I find a strange pleasure in getting lost, intentionally.
In a world that is fully mapped with extreme detail, where the eye-in-the-sky of Google Earth can bring me to view any tiny remote place on the planet, I sometimes long for the feeling of not knowing where I am.
Being lost, at least temporarily, in a natural setting brings me the (false) sense that the world is not so small after all.
Where not essential, like in a busy urban environment, I prefer to not use electronic navigation aids. I roughly work out where I want to head away from busy places and then often I just want to explore.
Lately I have been finding myself more and more drawn to dirt roads where a clear direction is not defined. I choose a forest with a network of trails, some rather smooth, some very rough, not suitable for my riding choice. I have to make a judgment call not to bite more than I chew.
As they say: when you come to a fork in the road, take it.
Sometimes my gut feeling says right and other times left, according to what valley or mountain ridge peek through the forest trees.
Getting lost, no longer sure of my heading
Last Sunday I had full tank of gas and enough water in my backpack to keep thirst at bay. I rode for a few hours, stopping at times when the views demanded it.

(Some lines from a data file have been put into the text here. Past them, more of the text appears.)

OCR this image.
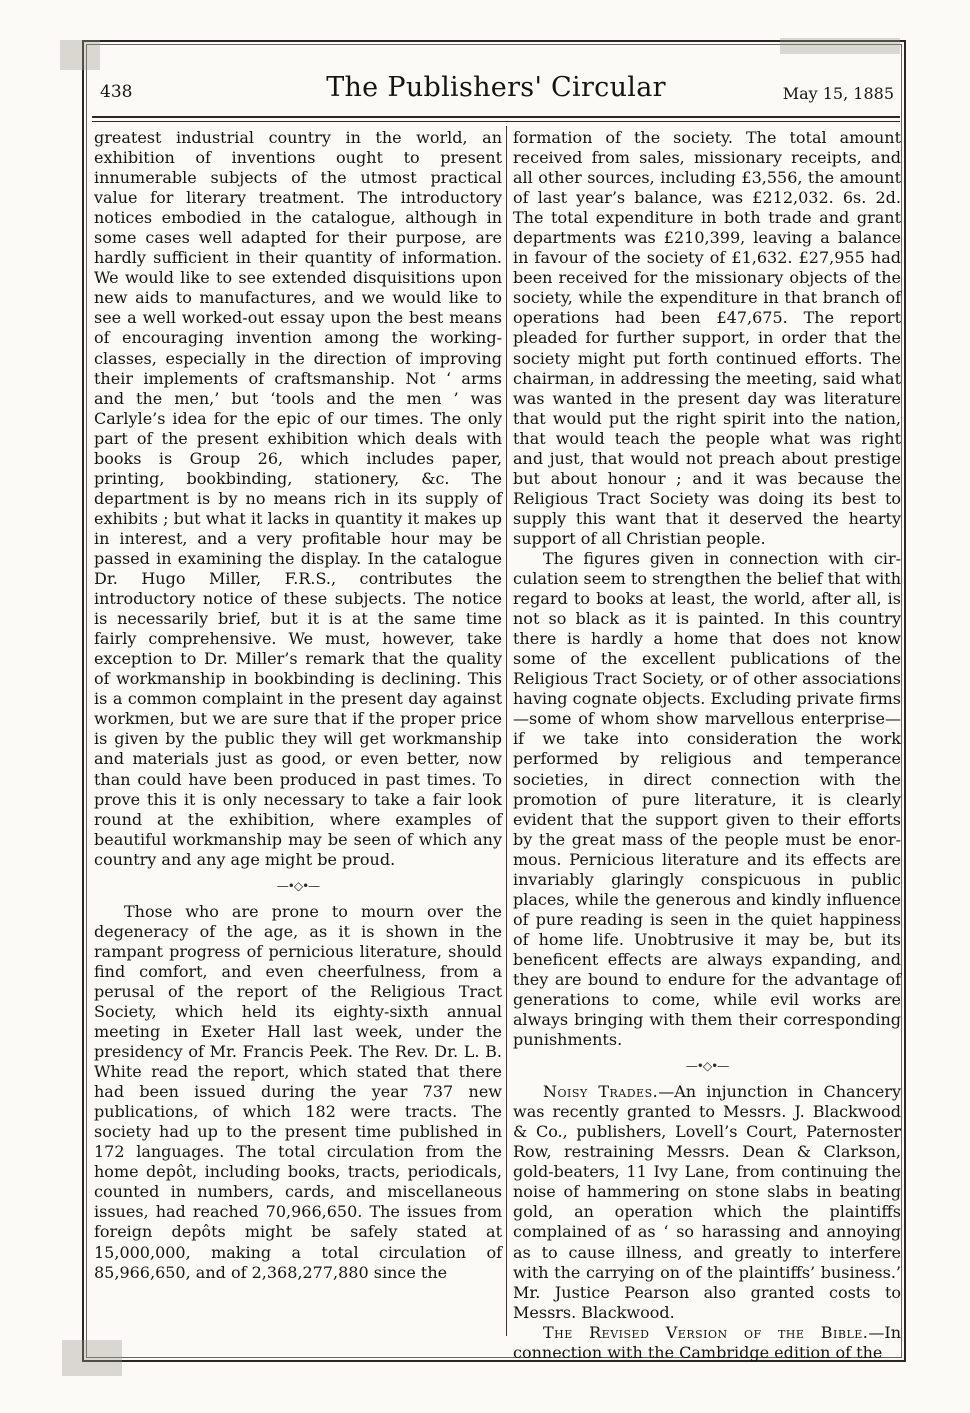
438	The Publishers' Circular	May 15, 1885

greatest industrial country in the world, an exhibition of inventions ought to present innumerable subjects of the utmost practical value for literary treatment. The introductory notices embodied in the catalogue, although in some cases well adapted for their purpose, are hardly sufficient in their quantity of information. We would like to see extended disquisitions upon new aids to manufactures, and we would like to see a well worked-out essay upon the best means of encouraging invention among the working-classes, especially in the direction of improving their implements of craftsmanship. Not ‘ arms and the men,’ but ‘tools and the men ’ was Carlyle’s idea for the epic of our times. The only part of the present exhibition which deals with books is Group 26, which includes paper, printing, bookbinding, stationery, &c. The department is by no means rich in its supply of exhibits ; but what it lacks in quantity it makes up in interest, and a very profitable hour may be passed in examining the display. In the catalogue Dr. Hugo Miller, F.R.S., contributes the introductory notice of these subjects. The notice is necessarily brief, but it is at the same time fairly comprehensive. We must, however, take exception to Dr. Miller’s remark that the quality of workmanship in bookbinding is declining. This is a common complaint in the present day against workmen, but we are sure that if the proper price is given by the public they will get workmanship and materials just as good, or even better, now than could have been produced in past times. To prove this it is only necessary to take a fair look round at the exhibition, where examples of beautiful workmanship may be seen of which any country and any age might be proud.

—•◇•—

Those who are prone to mourn over the degeneracy of the age, as it is shown in the rampant progress of pernicious literature, should find comfort, and even cheerfulness, from a perusal of the report of the Religious Tract Society, which held its eighty-sixth annual meeting in Exeter Hall last week, under the presidency of Mr. Francis Peek. The Rev. Dr. L. B. White read the report, which stated that there had been issued during the year 737 new publications, of which 182 were tracts. The society had up to the present time published in 172 languages. The total circulation from the home depôt, including books, tracts, periodicals, counted in numbers, cards, and miscellaneous issues, had reached 70,966,650. The issues from foreign depôts might be safely stated at 15,000,000, making a total circulation of 85,966,650, and of 2,368,277,880 since the

formation of the society. The total amount received from sales, missionary receipts, and all other sources, including £3,556, the amount of last year’s balance, was £212,032. 6s. 2d. The total expenditure in both trade and grant departments was £210,399, leaving a balance in favour of the society of £1,632. £27,955 had been received for the missionary objects of the society, while the expenditure in that branch of operations had been £47,675. The report pleaded for further support, in order that the society might put forth continued efforts. The chairman, in addressing the meeting, said what was wanted in the present day was literature that would put the right spirit into the nation, that would teach the people what was right and just, that would not preach about prestige but about honour ; and it was because the Religious Tract Society was doing its best to supply this want that it deserved the hearty support of all Christian people.

The figures given in connection with circulation seem to strengthen the belief that with regard to books at least, the world, after all, is not so black as it is painted. In this country there is hardly a home that does not know some of the excellent publications of the Religious Tract Society, or of other associations having cognate objects. Excluding private firms—some of whom show marvellous enterprise—if we take into consideration the work performed by religious and temperance societies, in direct connection with the promotion of pure literature, it is clearly evident that the support given to their efforts by the great mass of the people must be enormous. Pernicious literature and its effects are invariably glaringly conspicuous in public places, while the generous and kindly influence of pure reading is seen in the quiet happiness of home life. Unobtrusive it may be, but its beneficent effects are always expanding, and they are bound to endure for the advantage of generations to come, while evil works are always bringing with them their corresponding punishments.

—•◇•—

Noisy Trades.—An injunction in Chancery was recently granted to Messrs. J. Blackwood & Co., publishers, Lovell’s Court, Paternoster Row, restraining Messrs. Dean & Clarkson, gold-beaters, 11 Ivy Lane, from continuing the noise of hammering on stone slabs in beating gold, an operation which the plaintiffs complained of as ‘ so harassing and annoying as to cause illness, and greatly to interfere with the carrying on of the plaintiffs’ business.’ Mr. Justice Pearson also granted costs to Messrs. Blackwood.

The Revised Version of the Bible.—In connection with the Cambridge edition of the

Slowly I could no longer work out the right perceived direction to get back onto the pavement. I knew if I rode long enough I could have popped out somewhere but the rutted, rocky and pot-holed tracks were tiring me out; I didn't want to make a mistake and crash.
Steep, loose and dusty
I stumbled across a 4X4 driver, stopped at an intersection and swallowing my manly pride rode up to the driver side and asked for directions.
She had a phone in her hand looking at a map and pointed me in the direction I came from: "take a left when you come at the last intersection, keep left and eventually you will get out".
I had my phone in my pocket with detailed GPS maps too but somehow it was easier and nicer to ask for directions.